Anyway, I read the party the description of the Mass with the Krishna-inspired liturgical dance, which led to an interesting talk with two Indian Catholic women I met. As I suspected, Roman Catholics in India by and large give sacred pagan temple dancing a miss, although some dance-enthusiasts do attempt to baptize it and dance it for Our Lord Jesus Christ. At present I am not sure that any dance is suitable for Christian worship, but I will have to think about this for a few decades more, I think. Like Praise and Worship music, some forms might be okay, but I think they should be part of devotions performed OUTSIDE Mass. One of the sad things that happened in the wake of Vatican II is that many devotions fell into disuse, and people just use Mass for everything, sometimes including house blessings, if the poor tired priest is bullied into Mass-around-the-coffee-table.

At this point Canadian readers are aghast and saying "You read that part in front of two Indian ladies?" And I respond, "Yeah. Because that was the part I planned to read, and it would have been insulting not to read it just because they walked in. Nobody, no matter where they come from, is made of glass that will shatter because I have an unsympathetic character from their ethnic group. Meanwhile, a great conversation came out of it."

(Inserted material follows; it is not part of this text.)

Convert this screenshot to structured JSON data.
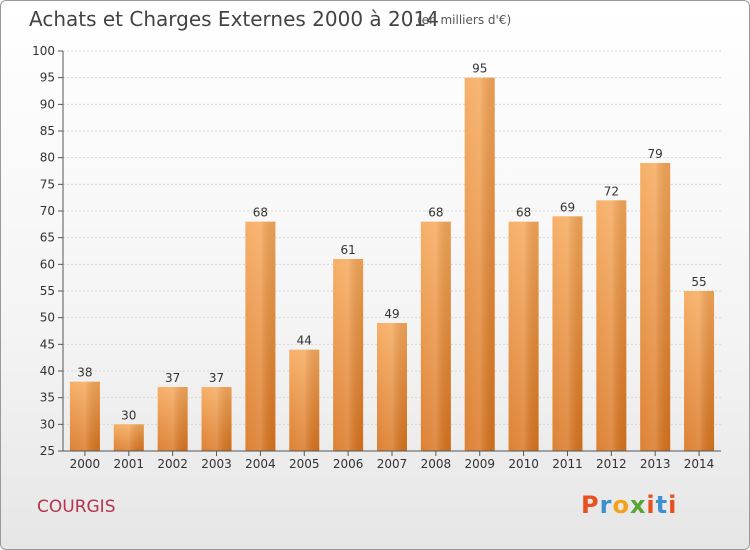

The amusing thing, however, is that I decided I was way too chicken to read it at today's book launch at Wycliffe at the Toronto School of Theology because some of my (white) friends and professors there love interreligious dialogue and liturgical shenanigans, and they would be sad. They might even wonder if I had deliberately planned to provoke them. So I decided to read the Mass bit at the party, and something else today.

There were questions, and there was a great one about the central point of the novel. I put so much stuff in the novel--including a kitchen sink--that I had to think about it. But I decided that the central theme of the novel, the real conflict, the point to take away, is the importance of having a sense of sin. One of the things my controversial heroine Catriona has going for her is her sense of sin. Other than her blind spots about 1. Dennis and 2. her age, Catriona is most definitely rooted in reality. Still, she's a lot more cynical than I am, as I was quick to assure Deacon Pedro at Salt + Light. And for the record, when I was in Germany, I was not living in sin with a Cardinal's great-nephew. I was chastely tucked up in a single bed in the guest floor of a seminary, and when a naughty seminarian said at 1 AM, "Come and see my room!" I said "Nein, danke."

P.S. Happy birthday to Quadrophonic!

3 comments:

Heather in Toronto said...

Hmm, I dunno. Catriona certainly has a sense of sin, but I don't know if I'd call her particularly rooted in reality, either. She seems almost wilfully naive when it comes to certain things (spoiler-free vagueness, wheeee).

Christine P. said...

Is that "endomorphic," maybe? I don't think estromorphic is a word...

(see: http://en.wikipedia.org/wiki/Somatotype_and_constitutional_psychology)

Seraphic said...

I can't find it anywhere on the net, but I could have sworn she said "estromorphic". Well, I shall keep on digging! At any rate it meant I looked classically feminine. I enjoy a definition of femininity that involves having a round face full of fat cells, y'all!